For all the bathing suit cheesecake festooning my chambers, this one held the most intellectually carnal subtext of all the airbrushed T&A in my gallery. Ever since I was conscious of popular culture, this name and logo was (understandably) emblematic of Nudity and Strong Sexual Content. It felt grownup, sophisticated: I don't require actual photographic depictions of breasts when it's explicitly implied by this all-encompassing symbol. It's like the Bat Signal - it lets them know he's out there. 

3.17.2023

EASTER TREATS!


More than Summer, more than Christmas, more than Valentine's Day, even more than Halloween, Easter Candy is King of Kings. The whole pastel aesthetic is such a delight and an exciting indication of Spring's arrival, but equal to (or perhaps greater than) that is the quality and inventiveness of the candy itself. I mean an egg is a beautiful shape: you can make them out of anything you want, fill them with anything you want, color them however you want; it's just a rainbow medley of perfect ovals filled with divine flavors and their remarkable abundance creates a pronounced facelift for any retail outlet. It's no easy feat disguising a CVS as a world of pure fucking imagination, but that's the power of Christ (and Cadbury) and we should give prayer and thanks to whomever for brightening our world for these coupla months. 

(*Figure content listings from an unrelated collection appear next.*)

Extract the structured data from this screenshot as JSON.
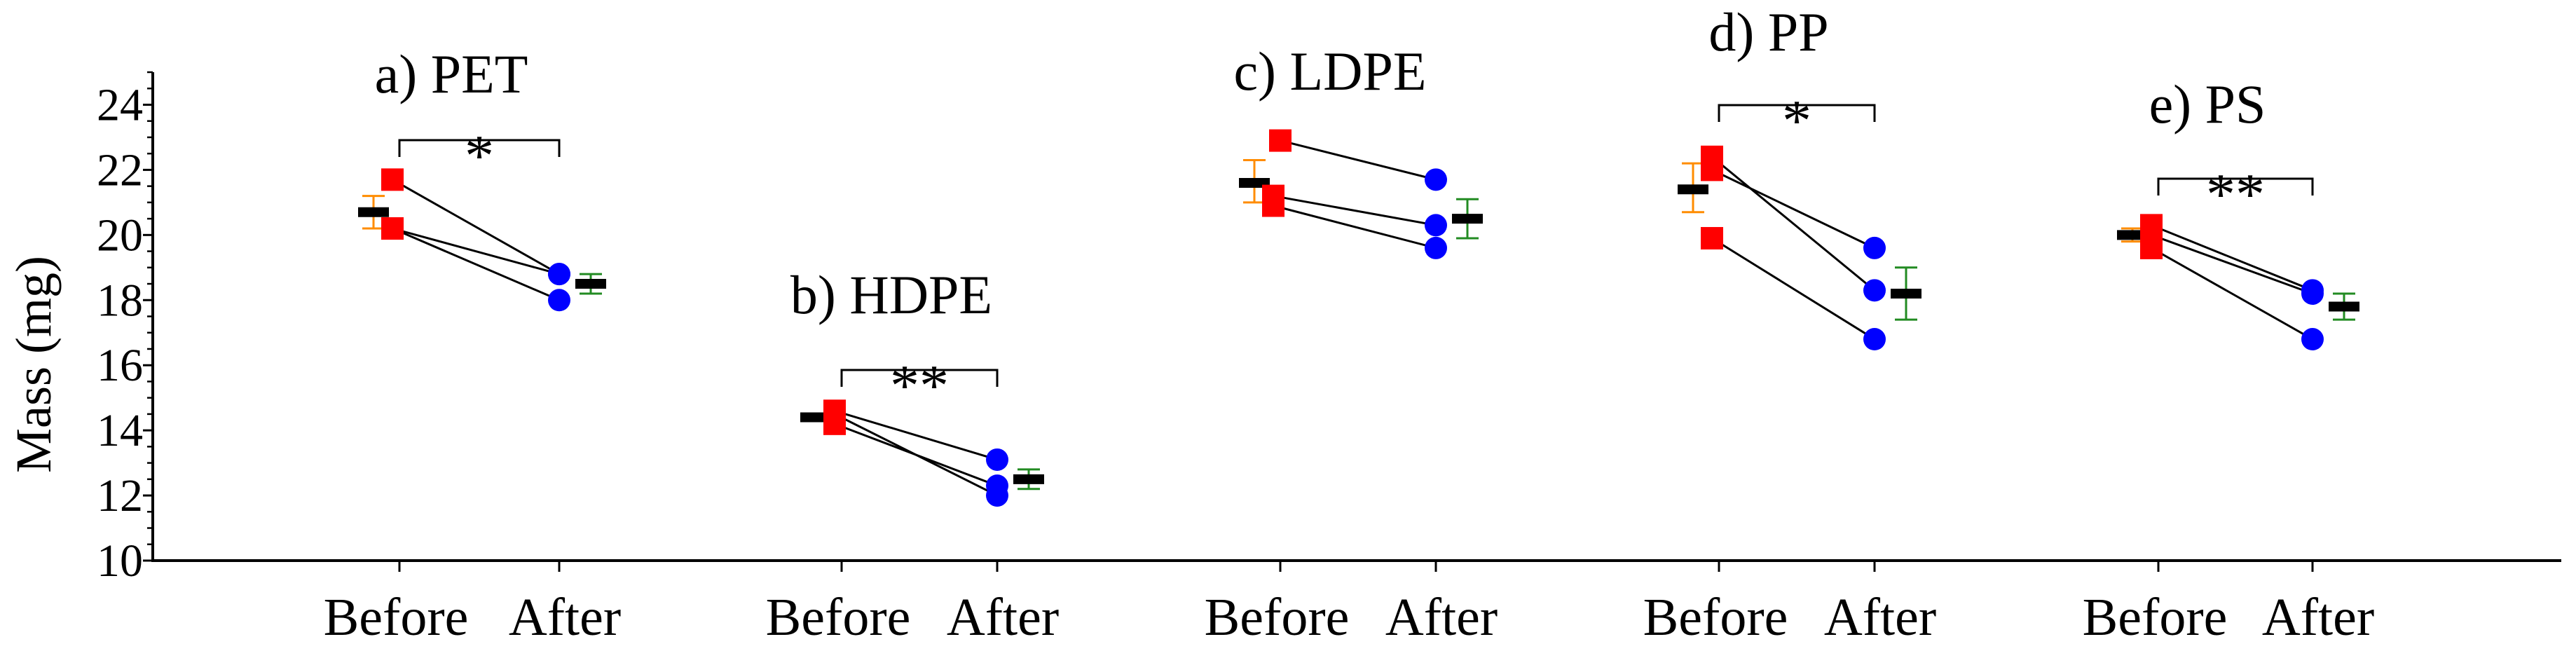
{
  "chart_data": {
    "type": "scatter",
    "ylabel": "Mass (mg)",
    "ylim": [
      10,
      25
    ],
    "yticks": [
      10,
      12,
      14,
      16,
      18,
      20,
      22,
      24
    ],
    "grid": false,
    "colors": {
      "before_marker": "#ff0000",
      "after_marker": "#0000ff",
      "before_error": "#ff8c00",
      "after_error": "#228b22",
      "axis": "#000000"
    },
    "panels": [
      {
        "title": "a) PET",
        "categories": [
          "Before",
          "After"
        ],
        "before": [
          21.7,
          20.2,
          20.2
        ],
        "after": [
          18.8,
          18.0,
          18.8
        ],
        "before_mean": 20.7,
        "before_err": [
          20.2,
          21.2
        ],
        "after_mean": 18.5,
        "after_err": [
          18.2,
          18.8
        ],
        "significance": "*"
      },
      {
        "title": "b) HDPE",
        "categories": [
          "Before",
          "After"
        ],
        "before": [
          14.6,
          14.2,
          14.5
        ],
        "after": [
          13.1,
          12.3,
          12.0
        ],
        "before_mean": 14.4,
        "before_err": [
          14.3,
          14.5
        ],
        "after_mean": 12.5,
        "after_err": [
          12.2,
          12.8
        ],
        "significance": "**"
      },
      {
        "title": "c) LDPE",
        "categories": [
          "Before",
          "After"
        ],
        "before": [
          22.9,
          21.2,
          20.9
        ],
        "after": [
          21.7,
          20.3,
          19.6
        ],
        "before_mean": 21.6,
        "before_err": [
          21.0,
          22.3
        ],
        "after_mean": 20.5,
        "after_err": [
          19.9,
          21.1
        ],
        "significance": ""
      },
      {
        "title": "d) PP",
        "categories": [
          "Before",
          "After"
        ],
        "before": [
          22.4,
          22.0,
          19.9
        ],
        "after": [
          18.3,
          19.6,
          16.8
        ],
        "before_mean": 21.4,
        "before_err": [
          20.7,
          22.2
        ],
        "after_mean": 18.2,
        "after_err": [
          17.4,
          19.0
        ],
        "significance": "*"
      },
      {
        "title": "e) PS",
        "categories": [
          "Before",
          "After"
        ],
        "before": [
          20.3,
          20.0,
          19.6
        ],
        "after": [
          18.3,
          18.2,
          16.8
        ],
        "before_mean": 20.0,
        "before_err": [
          19.8,
          20.2
        ],
        "after_mean": 17.8,
        "after_err": [
          17.4,
          18.2
        ],
        "significance": "**"
      }
    ]
  }
}
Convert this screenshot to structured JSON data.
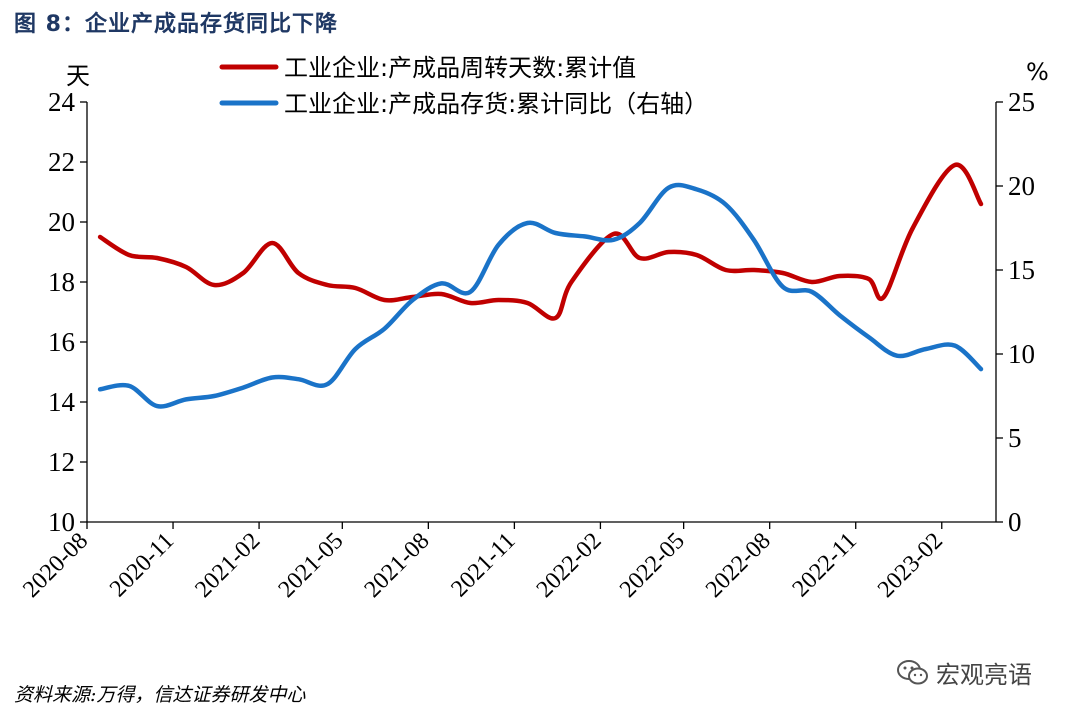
{
  "figure_title": "图 8：企业产成品存货同比下降",
  "source": "资料来源:万得，信达证券研发中心",
  "watermark": {
    "text": "宏观亮语",
    "icon": "wechat-icon"
  },
  "chart_data": {
    "type": "line",
    "left_unit": "天",
    "right_unit": "%",
    "y_left": {
      "min": 10,
      "max": 24,
      "ticks": [
        10,
        12,
        14,
        16,
        18,
        20,
        22,
        24
      ]
    },
    "y_right": {
      "min": 0,
      "max": 25,
      "ticks": [
        0,
        5,
        10,
        15,
        20,
        25
      ]
    },
    "x_range": [
      "2020-08",
      "2023-03"
    ],
    "x_ticks": [
      "2020-08",
      "2020-11",
      "2021-02",
      "2021-05",
      "2021-08",
      "2021-11",
      "2022-02",
      "2022-05",
      "2022-08",
      "2022-11",
      "2023-02"
    ],
    "grid": false,
    "legend_position": "top",
    "series": [
      {
        "name": "工业企业:产成品周转天数:累计值",
        "axis": "left",
        "color": "#c00000",
        "points": [
          [
            "2020-08-15",
            19.5
          ],
          [
            "2020-09-15",
            18.9
          ],
          [
            "2020-10-15",
            18.8
          ],
          [
            "2020-11-15",
            18.5
          ],
          [
            "2020-12-15",
            17.9
          ],
          [
            "2021-01-15",
            18.3
          ],
          [
            "2021-02-15",
            19.3
          ],
          [
            "2021-03-15",
            18.3
          ],
          [
            "2021-04-15",
            17.9
          ],
          [
            "2021-05-15",
            17.8
          ],
          [
            "2021-06-15",
            17.4
          ],
          [
            "2021-07-15",
            17.5
          ],
          [
            "2021-08-15",
            17.6
          ],
          [
            "2021-09-15",
            17.3
          ],
          [
            "2021-10-15",
            17.4
          ],
          [
            "2021-11-15",
            17.3
          ],
          [
            "2021-12-15",
            16.8
          ],
          [
            "2022-01-01",
            18.0
          ],
          [
            "2022-02-15",
            19.6
          ],
          [
            "2022-03-15",
            18.8
          ],
          [
            "2022-04-15",
            19.0
          ],
          [
            "2022-05-15",
            18.9
          ],
          [
            "2022-06-15",
            18.4
          ],
          [
            "2022-07-15",
            18.4
          ],
          [
            "2022-08-15",
            18.3
          ],
          [
            "2022-09-15",
            18.0
          ],
          [
            "2022-10-15",
            18.2
          ],
          [
            "2022-11-15",
            18.1
          ],
          [
            "2022-12-01",
            17.5
          ],
          [
            "2023-01-01",
            19.8
          ],
          [
            "2023-02-15",
            21.9
          ],
          [
            "2023-03-15",
            20.6
          ]
        ]
      },
      {
        "name": "工业企业:产成品存货:累计同比（右轴）",
        "axis": "right",
        "color": "#1a73c8",
        "points": [
          [
            "2020-08-15",
            7.9
          ],
          [
            "2020-09-15",
            8.1
          ],
          [
            "2020-10-15",
            6.9
          ],
          [
            "2020-11-15",
            7.3
          ],
          [
            "2020-12-15",
            7.5
          ],
          [
            "2021-01-15",
            8.0
          ],
          [
            "2021-02-15",
            8.6
          ],
          [
            "2021-03-15",
            8.5
          ],
          [
            "2021-04-15",
            8.2
          ],
          [
            "2021-05-15",
            10.3
          ],
          [
            "2021-06-15",
            11.5
          ],
          [
            "2021-07-15",
            13.2
          ],
          [
            "2021-08-15",
            14.2
          ],
          [
            "2021-09-15",
            13.7
          ],
          [
            "2021-10-15",
            16.5
          ],
          [
            "2021-11-15",
            17.8
          ],
          [
            "2021-12-15",
            17.2
          ],
          [
            "2022-01-15",
            17.0
          ],
          [
            "2022-02-15",
            16.8
          ],
          [
            "2022-03-15",
            17.8
          ],
          [
            "2022-04-15",
            19.9
          ],
          [
            "2022-05-15",
            19.8
          ],
          [
            "2022-06-15",
            18.9
          ],
          [
            "2022-07-15",
            16.8
          ],
          [
            "2022-08-15",
            14.0
          ],
          [
            "2022-09-15",
            13.7
          ],
          [
            "2022-10-15",
            12.3
          ],
          [
            "2022-11-15",
            11.0
          ],
          [
            "2022-12-15",
            9.9
          ],
          [
            "2023-01-15",
            10.3
          ],
          [
            "2023-02-15",
            10.5
          ],
          [
            "2023-03-15",
            9.1
          ]
        ]
      }
    ]
  }
}
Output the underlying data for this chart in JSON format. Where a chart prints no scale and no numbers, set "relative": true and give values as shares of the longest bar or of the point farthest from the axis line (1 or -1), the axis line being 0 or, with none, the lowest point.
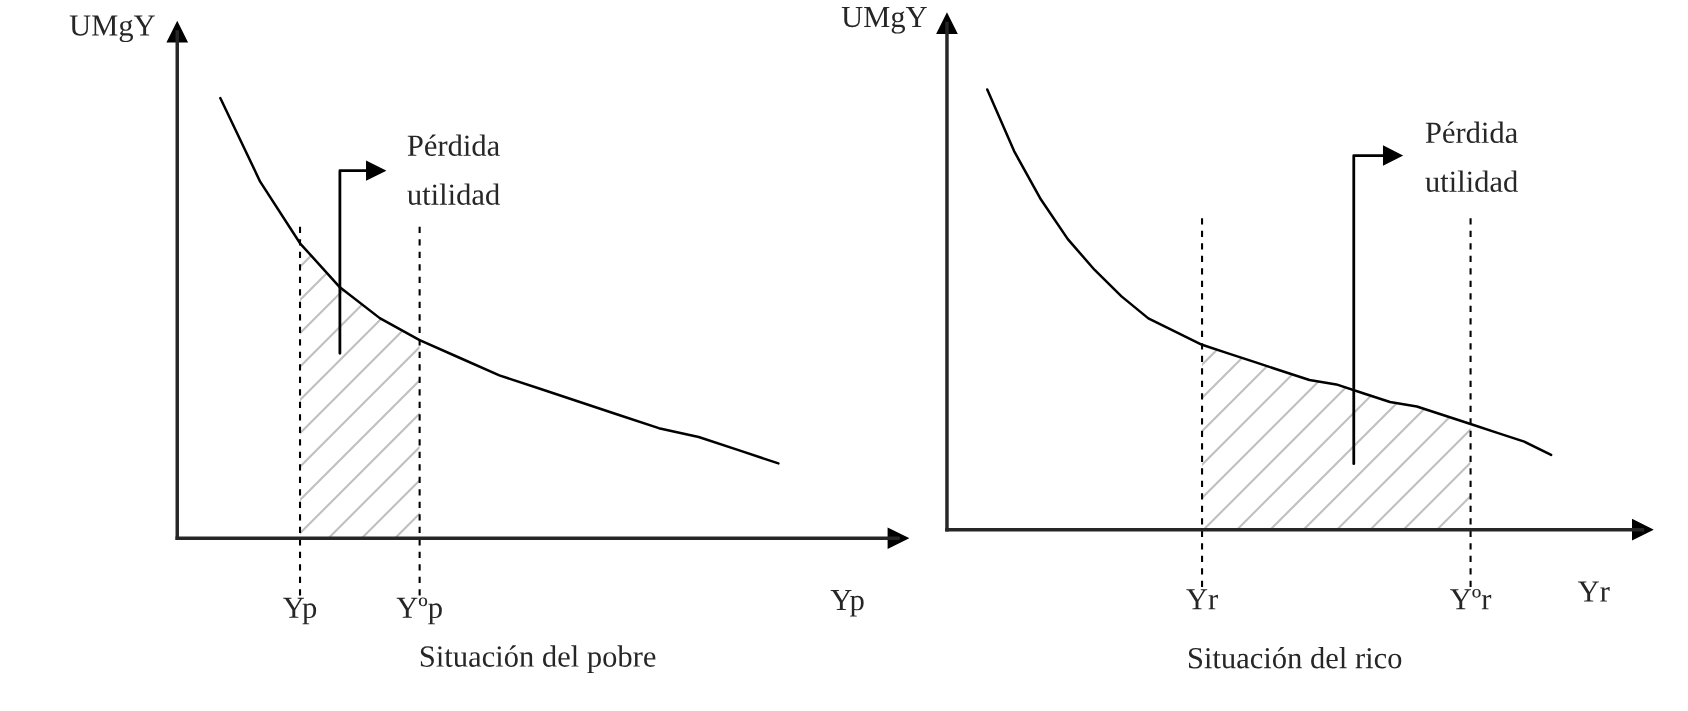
{
  "chart_data": [
    {
      "type": "line",
      "relative": true,
      "title": "Situación del pobre",
      "xlabel": "Yp",
      "ylabel": "UMgY",
      "color": "#000000",
      "categories": [
        null,
        null,
        "Yp",
        null,
        null,
        "Yºp",
        null,
        null,
        null,
        null,
        null,
        null,
        null,
        null,
        null
      ],
      "values": [
        1,
        0.81,
        0.67,
        0.57,
        0.5,
        0.45,
        0.41,
        0.37,
        0.34,
        0.31,
        0.28,
        0.25,
        0.23,
        0.2,
        0.17
      ],
      "ref_lines": [
        {
          "axis": "x",
          "value": "Yp",
          "line_style": "dashed"
        },
        {
          "axis": "x",
          "value": "Yºp",
          "line_style": "dashed"
        }
      ],
      "annotations": [
        "Pérdida\nutilidad"
      ]
    },
    {
      "type": "line",
      "relative": true,
      "title": "Situación del rico",
      "xlabel": "Yr",
      "ylabel": "UMgY",
      "color": "#000000",
      "categories": [
        null,
        null,
        null,
        null,
        null,
        null,
        null,
        null,
        "Yr",
        null,
        null,
        null,
        null,
        null,
        null,
        null,
        null,
        null,
        "Yºr",
        null,
        null,
        null
      ],
      "values": [
        1,
        0.86,
        0.75,
        0.66,
        0.59,
        0.53,
        0.48,
        0.45,
        0.42,
        0.4,
        0.38,
        0.36,
        0.34,
        0.33,
        0.31,
        0.29,
        0.28,
        0.26,
        0.24,
        0.22,
        0.2,
        0.17
      ],
      "ref_lines": [
        {
          "axis": "x",
          "value": "Yr",
          "line_style": "dashed"
        },
        {
          "axis": "x",
          "value": "Yºr",
          "line_style": "dashed"
        }
      ],
      "annotations": [
        "Pérdida\nutilidad"
      ]
    }
  ]
}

I have plenty of favorites and go-tos but I wanted to share with you some oddities and newcomers that may or may not be worth your time (and mine). 
Walk, don't run, rabbit. 

- Paul


Marshmallow Crispy Treat M&Ms

It's a startling revelation to finally realize that I'm not an M&M guy - they're just sort of daunting and aimless. So when these novelty ones come out my hope is for a little excitement, and I get some of that before the inevitable boredom. As suggested by the non binary character on the package these probably work best when baked into a larger confection - they're ridiculously small and the colors are drab. But on their own a good handful does create the impression of a Rice Krispie Treat.


Froot Loops Jelly Beans

I went into these with a confident skepticism: I'm sure these taste exactly like jelly beans. I shit you not, dear reader, these taste exactly like Froot Loops! Green, purple, yellow, all have different flavors and all taste like they're part of a complete breakfast. How'd they do that?? Now, I love jelly beans, and I love Froot Loops... but this is a troubling adventure of curious mouth feels; I'm eating them out of sheer amazement but it's not satisfying any snack cravings. 


Jelly Belly Sparkling Water

I always fall for sparkling water - with every sip I'm expecting to taste something like soda and then I'm like "what the fuck is this, where's the beef?" But somehow I thought Juicy Pear would be the right amount of blandness to compliment an already dull experience - and boy was I right: it's a good time if you're looking for a sense of a delicious beverage in your mouth that slightly burns your tongue. 


Fruit Punch Peeps

Peeps are like oil paintings: beautiful to look at but taste just awful. I've had marshmallows, they're not supposed to taste like this. But these offered the possibility of maybe a different sensation: better flavor = better Peeps? The result was like snorting Kool-Aid powder while simultaneously pouring Hawaiian Punch into your eyes. Stronger and harder than a bad girl's dream. Again, another promise of a specific flavor fulfilled, but the decadence is so overwhelming that it feels almost criminal. 


Peeps Pepsi

Apart from their aesthetic beauty, Peeps have a soft, pleasing texture. You take away both of these elements and we might have a problem. Credited as "Marshmallow Flavored Cola" it's not too dissimilar from all the Mystery Flavors Coke has been putting out -- that is to say it's exceptionally sweet to the point of palate disorientation beyond any truly discernible seasoning. It tastes better than the candy (though I was good after 1/3 of the bottle) but I wouldn't replace it with the true symbol of the season.